Once Woodstock. Now Hillberry.
- John-Michael Scurio

- Aug 2
- 3 min read
"If Woodstock was the party. Hillberry is the family reunion."

Welcome to the Ozarks. Our private oasis on earth where we host Hillberry, The Harvest Moon Festival. In October, every October, the hills come alive with the arkansounds of music as Hillberry returns to celebrate the harvest moon.
Hillberry is no flash-in-the-pan phenomenon. It’s a well-kept folk-secret, whispered between campfires and carved into Ozark lore. It’s got the intimacy that only a few thousand attendees can offer. There’s space to dance. To breathe. To be.
And while Woodstock is etched into the stained-glass window of our cultural cathedral Hillberry is still strumming its way into hearts on a wooded hillside in the Ozarks ... season after season, soul after soul.
No helicopters. No fences. No National Guard.
But don’t let the peaceful pace fool you, Hillberry is every bit the cultural eruption Woodstock was, just … subtler. Kinder. Wiser.

At Woodstock, it rained. Oh, did it rain. But that didn’t stop half a million people from answering a call that wasn’t broadcast but felt.
They came in VW buses. They came on foot. They came barefoot. They came because they were ready to live differently, love harder, and listen louder.
Woodstock wasn’t about headliners (though, let’s be real, the lineup was a divine playlist: Hendrix, Joplin, The Who, Joan Baez, and Crosby, Stills, Nash & Young, just to name a few). It was about something deeper. It was anti-war. It was pro-love. It was muddy and messy and miraculous.

It's Arkansauce instead of Jefferson Airplane. Instead of Hendrix melting Stratocasters, it’s Alex Hawf bending bluegrass into something downright celestial.
Bluegrass music is a genre of American roots music that developed in the 1940s in the Appalachian region of the United States. The genre derives its name from the band Bill Monroe and the Blue Grass Boys. Like mainstream country music, it largely developed out of old-time string music, though in contrast, bluegrass also has roots in traditional English, Scottish, and Irish ballads and dance tunes as well as in blues and jazz.
The essence of bluegrass lies in its precise and intricate instrumental techniques. The musicians engage in spirited and lightning-fast improvisation, delivering solos that captivate the listener with their technical prowess. Traditional bluegrass adheres to a strict structure, with a standard repertoire of songs and recognizable melodies that have stood the test of time.

Bluegrass features acoustic stringed instruments and emphasizes the offbeat. Notes are anticipated, in contrast to laid back blues where notes are behind the beat, which creates the higher energy characteristic of bluegrass. In bluegrass, as in some forms of jazz, one or more instruments each takes its turn playing the melody and improvising around it, while the others perform accompaniment; this is especially typified in tunes called breakdowns.

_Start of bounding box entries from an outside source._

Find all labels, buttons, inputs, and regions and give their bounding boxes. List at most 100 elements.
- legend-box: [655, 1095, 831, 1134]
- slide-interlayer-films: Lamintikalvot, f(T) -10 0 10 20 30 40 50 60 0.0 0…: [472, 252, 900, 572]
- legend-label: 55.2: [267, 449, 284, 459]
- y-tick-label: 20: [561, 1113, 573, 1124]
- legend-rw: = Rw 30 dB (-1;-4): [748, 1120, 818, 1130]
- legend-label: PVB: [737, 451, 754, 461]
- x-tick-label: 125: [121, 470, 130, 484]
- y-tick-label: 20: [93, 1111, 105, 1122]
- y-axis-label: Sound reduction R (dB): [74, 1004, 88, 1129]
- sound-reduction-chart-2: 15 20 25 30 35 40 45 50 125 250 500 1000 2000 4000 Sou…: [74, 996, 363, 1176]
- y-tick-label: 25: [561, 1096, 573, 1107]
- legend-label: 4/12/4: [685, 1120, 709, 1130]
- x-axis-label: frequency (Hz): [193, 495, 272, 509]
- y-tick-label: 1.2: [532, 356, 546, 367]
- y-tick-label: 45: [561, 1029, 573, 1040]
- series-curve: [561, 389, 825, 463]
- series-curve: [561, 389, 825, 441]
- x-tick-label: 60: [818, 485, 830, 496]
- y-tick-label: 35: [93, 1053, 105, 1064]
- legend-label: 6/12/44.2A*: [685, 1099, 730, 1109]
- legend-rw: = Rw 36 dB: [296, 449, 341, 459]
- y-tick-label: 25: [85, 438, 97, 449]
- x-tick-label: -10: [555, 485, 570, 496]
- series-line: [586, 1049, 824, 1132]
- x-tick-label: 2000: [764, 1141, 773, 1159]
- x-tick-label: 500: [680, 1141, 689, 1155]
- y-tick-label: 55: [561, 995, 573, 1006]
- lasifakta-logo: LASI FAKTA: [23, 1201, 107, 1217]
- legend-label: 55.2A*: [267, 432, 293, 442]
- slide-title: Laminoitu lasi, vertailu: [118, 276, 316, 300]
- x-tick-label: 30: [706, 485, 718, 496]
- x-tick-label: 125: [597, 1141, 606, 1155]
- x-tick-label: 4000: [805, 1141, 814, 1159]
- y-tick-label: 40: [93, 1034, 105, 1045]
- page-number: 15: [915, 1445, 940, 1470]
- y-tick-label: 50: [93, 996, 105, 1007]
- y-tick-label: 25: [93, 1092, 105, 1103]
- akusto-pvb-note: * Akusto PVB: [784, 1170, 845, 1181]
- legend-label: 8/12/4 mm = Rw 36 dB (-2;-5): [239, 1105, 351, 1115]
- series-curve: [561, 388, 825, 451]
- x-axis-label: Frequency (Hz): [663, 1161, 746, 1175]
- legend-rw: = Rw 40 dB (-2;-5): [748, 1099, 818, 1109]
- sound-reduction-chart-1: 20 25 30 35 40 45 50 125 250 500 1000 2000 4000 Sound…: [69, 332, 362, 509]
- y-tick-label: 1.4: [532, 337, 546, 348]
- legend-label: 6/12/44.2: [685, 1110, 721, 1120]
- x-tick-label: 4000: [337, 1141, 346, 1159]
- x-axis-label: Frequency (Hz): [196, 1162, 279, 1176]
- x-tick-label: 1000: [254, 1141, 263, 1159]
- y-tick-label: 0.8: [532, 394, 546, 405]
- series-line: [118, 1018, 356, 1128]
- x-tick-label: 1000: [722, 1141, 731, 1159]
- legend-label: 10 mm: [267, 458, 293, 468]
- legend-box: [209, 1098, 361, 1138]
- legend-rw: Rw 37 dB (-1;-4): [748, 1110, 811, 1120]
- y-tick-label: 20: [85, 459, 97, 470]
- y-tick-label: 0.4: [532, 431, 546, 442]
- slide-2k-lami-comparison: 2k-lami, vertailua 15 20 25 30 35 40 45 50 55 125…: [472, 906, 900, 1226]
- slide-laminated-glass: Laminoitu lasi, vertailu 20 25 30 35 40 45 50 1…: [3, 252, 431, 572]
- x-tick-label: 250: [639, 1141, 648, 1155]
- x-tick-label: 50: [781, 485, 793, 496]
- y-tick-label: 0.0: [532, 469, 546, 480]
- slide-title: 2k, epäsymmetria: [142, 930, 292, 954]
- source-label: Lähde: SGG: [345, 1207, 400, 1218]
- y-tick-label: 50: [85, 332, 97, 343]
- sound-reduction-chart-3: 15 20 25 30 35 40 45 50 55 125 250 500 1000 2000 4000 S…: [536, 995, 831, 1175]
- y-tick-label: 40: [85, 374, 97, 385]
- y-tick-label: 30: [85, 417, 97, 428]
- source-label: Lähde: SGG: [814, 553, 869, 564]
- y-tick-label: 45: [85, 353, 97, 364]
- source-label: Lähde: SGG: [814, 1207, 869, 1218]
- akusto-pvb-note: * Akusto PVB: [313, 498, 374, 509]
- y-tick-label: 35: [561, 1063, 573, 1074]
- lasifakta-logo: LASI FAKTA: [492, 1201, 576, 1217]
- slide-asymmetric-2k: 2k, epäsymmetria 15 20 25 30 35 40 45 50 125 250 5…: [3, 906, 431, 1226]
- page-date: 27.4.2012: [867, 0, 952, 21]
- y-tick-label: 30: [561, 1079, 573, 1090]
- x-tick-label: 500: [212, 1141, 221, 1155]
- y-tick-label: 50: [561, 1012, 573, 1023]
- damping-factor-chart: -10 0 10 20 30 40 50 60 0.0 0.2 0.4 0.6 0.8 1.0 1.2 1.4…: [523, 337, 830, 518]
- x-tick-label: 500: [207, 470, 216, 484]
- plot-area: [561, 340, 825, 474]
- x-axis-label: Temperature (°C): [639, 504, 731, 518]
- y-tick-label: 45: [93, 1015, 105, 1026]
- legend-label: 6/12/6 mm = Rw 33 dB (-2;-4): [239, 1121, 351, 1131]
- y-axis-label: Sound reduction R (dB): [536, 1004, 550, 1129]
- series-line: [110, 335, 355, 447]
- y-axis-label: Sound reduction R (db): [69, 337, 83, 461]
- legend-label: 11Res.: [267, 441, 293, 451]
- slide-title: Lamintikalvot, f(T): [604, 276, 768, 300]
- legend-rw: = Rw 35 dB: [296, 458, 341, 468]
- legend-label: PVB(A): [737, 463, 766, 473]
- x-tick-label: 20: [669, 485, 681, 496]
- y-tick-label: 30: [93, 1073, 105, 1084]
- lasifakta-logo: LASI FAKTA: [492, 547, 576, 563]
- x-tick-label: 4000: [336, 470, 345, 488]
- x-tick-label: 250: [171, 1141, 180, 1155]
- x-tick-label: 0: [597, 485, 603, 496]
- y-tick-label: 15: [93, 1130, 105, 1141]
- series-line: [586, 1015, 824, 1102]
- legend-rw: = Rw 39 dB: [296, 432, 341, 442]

This is in contrast to old-time music, in which all instruments play the melody together or one instrument carries the lead throughout while the others provide accompaniment. Breakdowns are often characterized by rapid tempos and unusual instrumental dexterity and sometimes by complex chord changes.
Music is a language; and as language evolves, so too does music.
Hillberry has evolved and this year, 2025, marks the 10-year anniversary of this celebration at The Farm, here in the Ozarks. If only Woodstock was still with us, 56 years later. I wonder how that one time event would've evolved if it was cultivated year after year like Hillberry.

The Farm, a 160-acre campground and events center is nestled just outside of Eureka Springs in Beaver, AR. Hillberry is recognized as one of the top Bluegrass Festivals in the Midwest, and it draws thousands of people each year.
Positioned right here in the Ozarks, visitors enjoy 360-degree panoramic views, with Mark Twain National Forest, Beaver Lake, Table Rock Lake, and the White River are all nearby.
Expect live music on Thursday, Friday, Saturday, and Sunday. RVs and camping are allowed but be sure to check on the requirements for each and be aware of what you’ll need to bring with you.

I once met a man at Hillberry who told me, “Woodstock was the party. Hillberry is the family reunion.”
That hit me right in the heart. Because that’s exactly it.
Woodstock changed the world. It needed to. It was a reckoning with war, with oppression, with conformity. It was lightning in a bottle.
Hillberry? It doesn’t want to change the world. It wants to heal it. One note at a time. One hug at a time. One harmony under the stars.
At Hillberry, you’re not escaping reality, you’re remembering the future.